Impeller power draw in turbulent liquid-only operation has been studied extensively, while in multiphase operation, power draw during gas dispersion is relatively well understood. Far less work has been performed regarding impeller power draw when agitating liquid-solid suspensions with settling solids. Additionally, most work in liquid-solid systems has been limited in scope, focusing on a particular impeller type with a narrow range of particle characteristics and loadings.

The most common approach to predicting impeller power draw in liquid-solid systems is modification of the liquid-only power number to account for the effect of solids on mixture density. Typical of this approach is the viewpoint of Nagata (1975) that power draw can be estimated using the average density in the vicinity of the impeller, although this density is difficult to determine. Due to this complication, the average suspension density is often used in practice, but Barresi and Baldi (2000) reported that use of the average suspension density generally over estimates impeller power draw. Chudacek (1982) postulated that use of the suspension density approach requires proper determination of the suspended solids mass and the volume through which they’re distributed. Thus, unsuspended solids should not contribute to the solids mass and also reduce the suspension volume. Similarly, clear liquid above the suspended solids should not be included in the suspension volume. Rather than using slurry density, Micheletti et al. (2003) recommended using the liquid-only power number and liquid density with a correction factor based on the difference between the average slurry and liquid densities.
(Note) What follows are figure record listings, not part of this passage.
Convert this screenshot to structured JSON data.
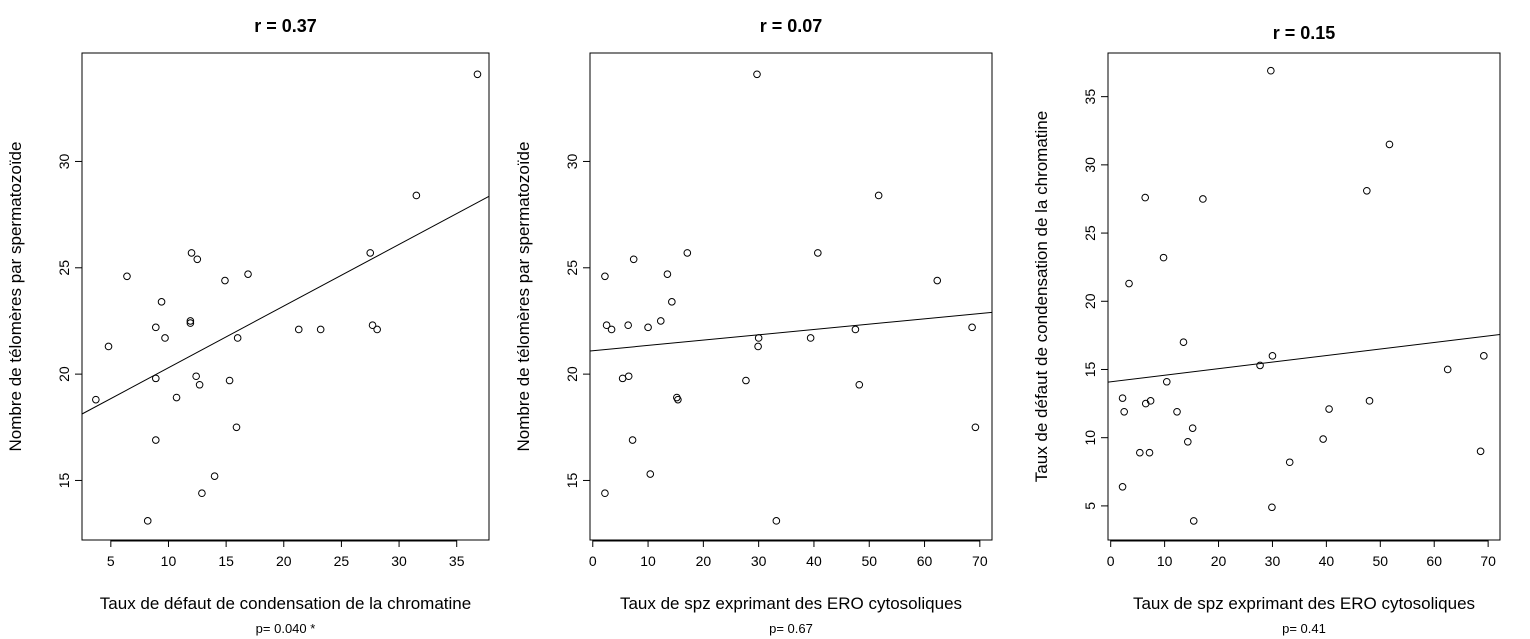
{
  "colors": {
    "points": "#000000",
    "line": "#000000",
    "frame": "#000000"
  },
  "chart_data": [
    {
      "type": "scatter",
      "title_prefix": "r = ",
      "title_value": "0.37",
      "xlabel": "Taux de défaut de condensation de la chromatine",
      "ylabel": "Nombre de télomères par spermatozoïde",
      "footnote": "p= 0.040  *",
      "xlim": [
        2.5,
        37.8
      ],
      "ylim": [
        12.2,
        35.1
      ],
      "xticks": [
        5,
        10,
        15,
        20,
        25,
        30,
        35
      ],
      "yticks": [
        15,
        20,
        25,
        30
      ],
      "trend": {
        "intercept": 17.4,
        "slope": 0.29
      },
      "points": [
        {
          "x": 3.7,
          "y": 18.8
        },
        {
          "x": 4.8,
          "y": 21.3
        },
        {
          "x": 6.4,
          "y": 24.6
        },
        {
          "x": 8.9,
          "y": 22.2
        },
        {
          "x": 9.4,
          "y": 23.4
        },
        {
          "x": 9.7,
          "y": 21.7
        },
        {
          "x": 8.9,
          "y": 19.8
        },
        {
          "x": 8.9,
          "y": 16.9
        },
        {
          "x": 8.2,
          "y": 13.1
        },
        {
          "x": 10.7,
          "y": 18.9
        },
        {
          "x": 12.0,
          "y": 25.7
        },
        {
          "x": 12.5,
          "y": 25.4
        },
        {
          "x": 11.9,
          "y": 22.5
        },
        {
          "x": 11.9,
          "y": 22.4
        },
        {
          "x": 12.4,
          "y": 19.9
        },
        {
          "x": 12.7,
          "y": 19.5
        },
        {
          "x": 12.9,
          "y": 14.4
        },
        {
          "x": 14.0,
          "y": 15.2
        },
        {
          "x": 14.9,
          "y": 24.4
        },
        {
          "x": 15.3,
          "y": 19.7
        },
        {
          "x": 16.0,
          "y": 21.7
        },
        {
          "x": 15.9,
          "y": 17.5
        },
        {
          "x": 16.9,
          "y": 24.7
        },
        {
          "x": 21.3,
          "y": 22.1
        },
        {
          "x": 23.2,
          "y": 22.1
        },
        {
          "x": 27.5,
          "y": 25.7
        },
        {
          "x": 27.7,
          "y": 22.3
        },
        {
          "x": 28.1,
          "y": 22.1
        },
        {
          "x": 31.5,
          "y": 28.4
        },
        {
          "x": 36.8,
          "y": 34.1
        }
      ]
    },
    {
      "type": "scatter",
      "title_prefix": "r = ",
      "title_value": "0.07",
      "xlabel": "Taux de spz exprimant des ERO cytosoliques",
      "ylabel": "Nombre de télomères par spermatozoïde",
      "footnote": "p=  0.67",
      "xlim": [
        -0.5,
        72.2
      ],
      "ylim": [
        12.2,
        35.1
      ],
      "xticks": [
        0,
        10,
        20,
        30,
        40,
        50,
        60,
        70
      ],
      "yticks": [
        15,
        20,
        25,
        30
      ],
      "trend": {
        "intercept": 21.1,
        "slope": 0.025
      },
      "points": [
        {
          "x": 2.2,
          "y": 24.6
        },
        {
          "x": 2.5,
          "y": 22.3
        },
        {
          "x": 3.4,
          "y": 22.1
        },
        {
          "x": 2.2,
          "y": 14.4
        },
        {
          "x": 5.4,
          "y": 19.8
        },
        {
          "x": 6.5,
          "y": 19.9
        },
        {
          "x": 6.4,
          "y": 22.3
        },
        {
          "x": 7.4,
          "y": 25.4
        },
        {
          "x": 7.2,
          "y": 16.9
        },
        {
          "x": 10.0,
          "y": 22.2
        },
        {
          "x": 10.4,
          "y": 15.3
        },
        {
          "x": 12.3,
          "y": 22.5
        },
        {
          "x": 13.5,
          "y": 24.7
        },
        {
          "x": 14.3,
          "y": 23.4
        },
        {
          "x": 15.2,
          "y": 18.9
        },
        {
          "x": 15.4,
          "y": 18.8
        },
        {
          "x": 17.1,
          "y": 25.7
        },
        {
          "x": 27.7,
          "y": 19.7
        },
        {
          "x": 29.7,
          "y": 34.1
        },
        {
          "x": 30.0,
          "y": 21.7
        },
        {
          "x": 29.9,
          "y": 21.3
        },
        {
          "x": 33.2,
          "y": 13.1
        },
        {
          "x": 39.4,
          "y": 21.7
        },
        {
          "x": 40.7,
          "y": 25.7
        },
        {
          "x": 47.5,
          "y": 22.1
        },
        {
          "x": 48.2,
          "y": 19.5
        },
        {
          "x": 51.7,
          "y": 28.4
        },
        {
          "x": 62.3,
          "y": 24.4
        },
        {
          "x": 68.6,
          "y": 22.2
        },
        {
          "x": 69.2,
          "y": 17.5
        }
      ]
    },
    {
      "type": "scatter",
      "title_prefix": "r = ",
      "title_value": "0.15",
      "xlabel": "Taux de spz exprimant des ERO cytosoliques",
      "ylabel": "Taux de défaut de condensation de la chromatine",
      "footnote": "p= 0.41",
      "xlim": [
        -0.5,
        72.2
      ],
      "ylim": [
        2.5,
        38.2
      ],
      "xticks": [
        0,
        10,
        20,
        30,
        40,
        50,
        60,
        70
      ],
      "yticks": [
        5,
        10,
        15,
        20,
        25,
        30,
        35
      ],
      "trend": {
        "intercept": 14.1,
        "slope": 0.048
      },
      "points": [
        {
          "x": 2.2,
          "y": 12.9
        },
        {
          "x": 2.5,
          "y": 11.9
        },
        {
          "x": 2.2,
          "y": 6.4
        },
        {
          "x": 3.4,
          "y": 21.3
        },
        {
          "x": 5.4,
          "y": 8.9
        },
        {
          "x": 6.4,
          "y": 27.6
        },
        {
          "x": 6.5,
          "y": 12.5
        },
        {
          "x": 7.2,
          "y": 8.9
        },
        {
          "x": 7.4,
          "y": 12.7
        },
        {
          "x": 9.8,
          "y": 23.2
        },
        {
          "x": 10.4,
          "y": 14.1
        },
        {
          "x": 12.3,
          "y": 11.9
        },
        {
          "x": 13.5,
          "y": 17.0
        },
        {
          "x": 14.3,
          "y": 9.7
        },
        {
          "x": 15.2,
          "y": 10.7
        },
        {
          "x": 15.4,
          "y": 3.9
        },
        {
          "x": 17.1,
          "y": 27.5
        },
        {
          "x": 27.7,
          "y": 15.3
        },
        {
          "x": 29.7,
          "y": 36.9
        },
        {
          "x": 30.0,
          "y": 16.0
        },
        {
          "x": 29.9,
          "y": 4.9
        },
        {
          "x": 33.2,
          "y": 8.2
        },
        {
          "x": 39.4,
          "y": 9.9
        },
        {
          "x": 40.5,
          "y": 12.1
        },
        {
          "x": 47.5,
          "y": 28.1
        },
        {
          "x": 48.0,
          "y": 12.7
        },
        {
          "x": 51.7,
          "y": 31.5
        },
        {
          "x": 62.5,
          "y": 15.0
        },
        {
          "x": 68.6,
          "y": 9.0
        },
        {
          "x": 69.2,
          "y": 16.0
        }
      ]
    }
  ]
}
In an effort to develop a better understanding of impeller power draw during turbulent operation in liquid-solid systems, an experimental study was performed using six impeller types: a narrow-blade hydrofoil, a wide-blade hydrofoil, a pitched-bladed turbine, a straight-blade turbine, a disc turbine with straight blades, and a disc turbine with semicircular blades. To reduce solid distribution effects, data was taken only when solids were distributed throughout the liquid phase. A variety of solids were studied across a wide range of loadings, yielding significant density variations. Data was also taken with neutrally buoyant particles whose addition did not change suspension density.
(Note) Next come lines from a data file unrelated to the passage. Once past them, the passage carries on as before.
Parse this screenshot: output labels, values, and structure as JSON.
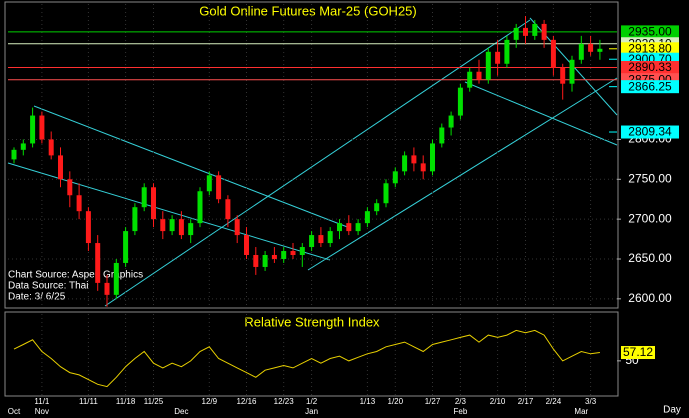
{
  "chart_data": {
    "type": "candlestick",
    "title": "Gold Online Futures Mar-25 (GOH25)",
    "x_axis_label": "Day",
    "categories": [
      null,
      null,
      null,
      "11/1",
      null,
      null,
      null,
      null,
      "11/11",
      null,
      null,
      null,
      "11/18",
      null,
      null,
      "11/25",
      null,
      null,
      null,
      null,
      null,
      "12/9",
      null,
      null,
      null,
      "12/16",
      null,
      null,
      null,
      "12/23",
      null,
      null,
      "1/2",
      null,
      null,
      null,
      null,
      null,
      "1/13",
      null,
      null,
      "1/20",
      null,
      null,
      null,
      "1/27",
      null,
      null,
      "2/3",
      null,
      null,
      null,
      "2/10",
      null,
      null,
      "2/17",
      null,
      null,
      "2/24",
      null,
      null,
      null,
      "3/3",
      null
    ],
    "month_categories": [
      "Oct",
      null,
      null,
      "Nov",
      null,
      null,
      null,
      null,
      null,
      null,
      null,
      null,
      null,
      null,
      null,
      null,
      null,
      null,
      "Dec",
      null,
      null,
      null,
      null,
      null,
      null,
      null,
      null,
      null,
      null,
      null,
      null,
      null,
      "Jan",
      null,
      null,
      null,
      null,
      null,
      null,
      null,
      null,
      null,
      null,
      null,
      null,
      null,
      null,
      null,
      "Feb",
      null,
      null,
      null,
      null,
      null,
      null,
      null,
      null,
      null,
      null,
      null,
      null,
      "Mar",
      null,
      null
    ],
    "ohlc": [
      [
        2775,
        2790,
        2770,
        2787
      ],
      [
        2787,
        2800,
        2780,
        2795
      ],
      [
        2795,
        2840,
        2790,
        2830
      ],
      [
        2830,
        2835,
        2795,
        2800
      ],
      [
        2800,
        2810,
        2775,
        2780
      ],
      [
        2780,
        2790,
        2740,
        2750
      ],
      [
        2750,
        2760,
        2715,
        2730
      ],
      [
        2730,
        2745,
        2700,
        2710
      ],
      [
        2710,
        2715,
        2660,
        2670
      ],
      [
        2670,
        2680,
        2610,
        2620
      ],
      [
        2620,
        2630,
        2590,
        2605
      ],
      [
        2605,
        2650,
        2600,
        2645
      ],
      [
        2645,
        2690,
        2640,
        2685
      ],
      [
        2685,
        2720,
        2680,
        2715
      ],
      [
        2715,
        2745,
        2710,
        2740
      ],
      [
        2740,
        2745,
        2690,
        2700
      ],
      [
        2700,
        2710,
        2675,
        2685
      ],
      [
        2685,
        2705,
        2680,
        2700
      ],
      [
        2700,
        2710,
        2675,
        2680
      ],
      [
        2680,
        2700,
        2670,
        2695
      ],
      [
        2695,
        2740,
        2690,
        2735
      ],
      [
        2735,
        2760,
        2730,
        2755
      ],
      [
        2755,
        2760,
        2720,
        2725
      ],
      [
        2725,
        2730,
        2690,
        2700
      ],
      [
        2700,
        2705,
        2670,
        2680
      ],
      [
        2680,
        2690,
        2650,
        2655
      ],
      [
        2655,
        2665,
        2630,
        2640
      ],
      [
        2640,
        2660,
        2635,
        2655
      ],
      [
        2655,
        2665,
        2645,
        2650
      ],
      [
        2650,
        2665,
        2645,
        2660
      ],
      [
        2660,
        2670,
        2650,
        2655
      ],
      [
        2655,
        2670,
        2640,
        2665
      ],
      [
        2665,
        2685,
        2660,
        2680
      ],
      [
        2680,
        2690,
        2665,
        2670
      ],
      [
        2670,
        2690,
        2665,
        2685
      ],
      [
        2685,
        2700,
        2675,
        2695
      ],
      [
        2695,
        2705,
        2680,
        2685
      ],
      [
        2685,
        2700,
        2680,
        2695
      ],
      [
        2695,
        2715,
        2690,
        2710
      ],
      [
        2710,
        2725,
        2705,
        2720
      ],
      [
        2720,
        2750,
        2715,
        2745
      ],
      [
        2745,
        2765,
        2740,
        2760
      ],
      [
        2760,
        2785,
        2755,
        2780
      ],
      [
        2780,
        2790,
        2760,
        2770
      ],
      [
        2770,
        2780,
        2750,
        2760
      ],
      [
        2760,
        2800,
        2755,
        2795
      ],
      [
        2795,
        2820,
        2790,
        2815
      ],
      [
        2815,
        2835,
        2805,
        2830
      ],
      [
        2830,
        2870,
        2825,
        2865
      ],
      [
        2865,
        2890,
        2860,
        2885
      ],
      [
        2885,
        2900,
        2870,
        2875
      ],
      [
        2875,
        2915,
        2870,
        2910
      ],
      [
        2910,
        2925,
        2880,
        2895
      ],
      [
        2895,
        2930,
        2890,
        2925
      ],
      [
        2925,
        2945,
        2915,
        2940
      ],
      [
        2940,
        2955,
        2920,
        2930
      ],
      [
        2930,
        2950,
        2925,
        2945
      ],
      [
        2945,
        2950,
        2915,
        2925
      ],
      [
        2925,
        2930,
        2880,
        2890
      ],
      [
        2890,
        2895,
        2850,
        2870
      ],
      [
        2870,
        2905,
        2860,
        2900
      ],
      [
        2900,
        2930,
        2895,
        2920
      ],
      [
        2920,
        2930,
        2905,
        2910
      ],
      [
        2910,
        2925,
        2900,
        2913.8
      ]
    ],
    "up_color": "#00e000",
    "down_color": "#ff1a1a",
    "ylim": [
      2591,
      2970
    ],
    "yticks": [
      {
        "value": 2600,
        "label": "2600.00"
      },
      {
        "value": 2650,
        "label": "2650.00"
      },
      {
        "value": 2700,
        "label": "2700.00"
      },
      {
        "value": 2750,
        "label": "2750.00"
      },
      {
        "value": 2800,
        "label": "2800.00"
      }
    ],
    "levels": [
      {
        "value": 2935,
        "label": "2935.00",
        "color": "#00d000",
        "line": true
      },
      {
        "value": 2920.1,
        "label": "2920.10",
        "color": "#d8f0c0",
        "line": true
      },
      {
        "value": 2913.8,
        "label": "2913.80",
        "color": "#ffff00",
        "line": false
      },
      {
        "value": 2900.7,
        "label": "2900.70",
        "color": "#00ffff",
        "line": false
      },
      {
        "value": 2890.33,
        "label": "2890.33",
        "color": "#ff3030",
        "line": true
      },
      {
        "value": 2875,
        "label": "2875.00",
        "color": "#ff5050",
        "line": true
      },
      {
        "value": 2866.25,
        "label": "2866.25",
        "color": "#00ffff",
        "line": false
      },
      {
        "value": 2809.34,
        "label": "2809.34",
        "color": "#00ffff",
        "line": false
      }
    ],
    "grid": true,
    "notes": [
      "Chart Source: Aspen Graphics",
      "Data Source: Thai",
      "Date:   3/ 6/25"
    ],
    "rsi": {
      "title": "Relative Strength Index",
      "color": "#e8d000",
      "values": [
        60,
        64,
        68,
        58,
        52,
        45,
        40,
        38,
        34,
        30,
        28,
        36,
        45,
        52,
        58,
        48,
        44,
        48,
        45,
        50,
        58,
        62,
        52,
        48,
        44,
        40,
        36,
        42,
        44,
        46,
        44,
        48,
        52,
        48,
        52,
        54,
        50,
        53,
        56,
        58,
        62,
        64,
        66,
        62,
        58,
        64,
        66,
        68,
        70,
        72,
        66,
        72,
        70,
        72,
        76,
        74,
        76,
        72,
        60,
        50,
        54,
        58,
        56,
        57.12
      ],
      "value_label": "57.12",
      "ylim": [
        20,
        90
      ],
      "yticks": [
        50
      ]
    }
  }
}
This study indicates that the six impellers exhibit different behaviors with respect to the effect of suspension density on turbulent impeller power draw. For some impellers, the addition of solids leads to power draw increases that are less than the increases in suspension density. For other impellers, the increases in power draw are similar to the increases in suspension density. And in one case, the increases in power draw are larger than the increases in suspension density. The correlating approach of Micheletti et al. (2013) is found to be promising for all impellers, but again, each impeller behaves differently.

References

Barresi, A. A., and G. Baldi, “Power Consumption in Slurry Systems”, Proceedings of the Tenth European Conference on Mixing, pages 133-140 (2000).
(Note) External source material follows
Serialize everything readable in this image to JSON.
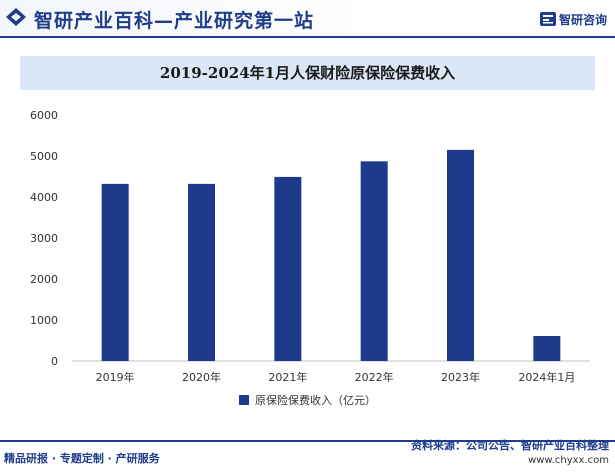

Chudacek, M. W., “Formation of Unsuspended Solids Profile in a Slurry Mixing Vessel”, Proceedings of the Fourth European Conference on Mixing, pages 275-287 (1982).

Micheletti, M., L. Nikiforaki, K. C. Lee, and M. Yianneskis, “Particle Concentration and Mixing Characteristics of Moderate-to-Dense Solid-Liquid Suspensions”, Industrial and Engineering Chemistry Research, Volume 42, pages 6236-6249 (2003).

Nagata, S., Mixing: Principles and Practice, Kodansha Ltd, Tokyo / John Wiley and Sons, New York (1975).